Frances is accepting of Sebastian's desire to wear dresses, his self-expression and gender fluidity. Their friendship grows stronger every day as well as their character development. Although they had a minor falling out, they come to support each other during tough times. Sebastian becomes free while being Lady Crystallia while Frances enjoys designing pieces that are beyond the norm. The duo knows what each other needs in terms of what makes them happy.

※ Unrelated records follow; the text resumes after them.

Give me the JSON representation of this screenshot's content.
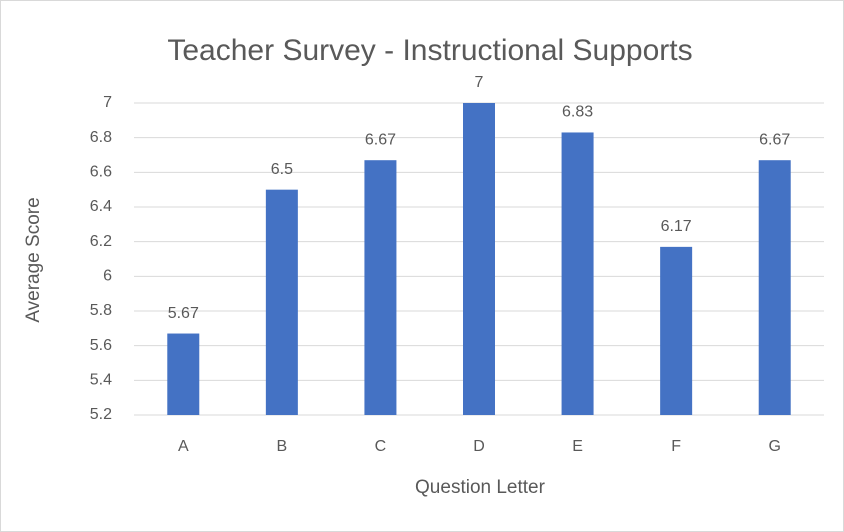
{
  "chart_data": {
    "type": "bar",
    "title": "Teacher Survey - Instructional Supports",
    "x_label": "Question Letter",
    "y_label": "Average Score",
    "categories": [
      "A",
      "B",
      "C",
      "D",
      "E",
      "F",
      "G"
    ],
    "values": [
      5.67,
      6.5,
      6.67,
      7,
      6.83,
      6.17,
      6.67
    ],
    "color": "#4472c4",
    "ylim": [
      5.2,
      7
    ],
    "yticks": [
      5.2,
      5.4,
      5.6,
      5.8,
      6,
      6.2,
      6.4,
      6.6,
      6.8,
      7
    ],
    "grid": true
  }
}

Jen Wang's storytelling is alluring. This modern take on a fairytale is redefined. The sequential paneling with vibrant gorgeous dresses brings life to purposeful muted/monochromatic panels of daily life. The chapters breaks with the dress patterns is a nice detail and I adore the white space. Wang adds life to each character through their facial expressions and words.

With a mix of high fashion, living up to expectations, finding one's true self and friendship, The Prince and the Dressmaker is a charming stand-alone graphic novel to pick up and read.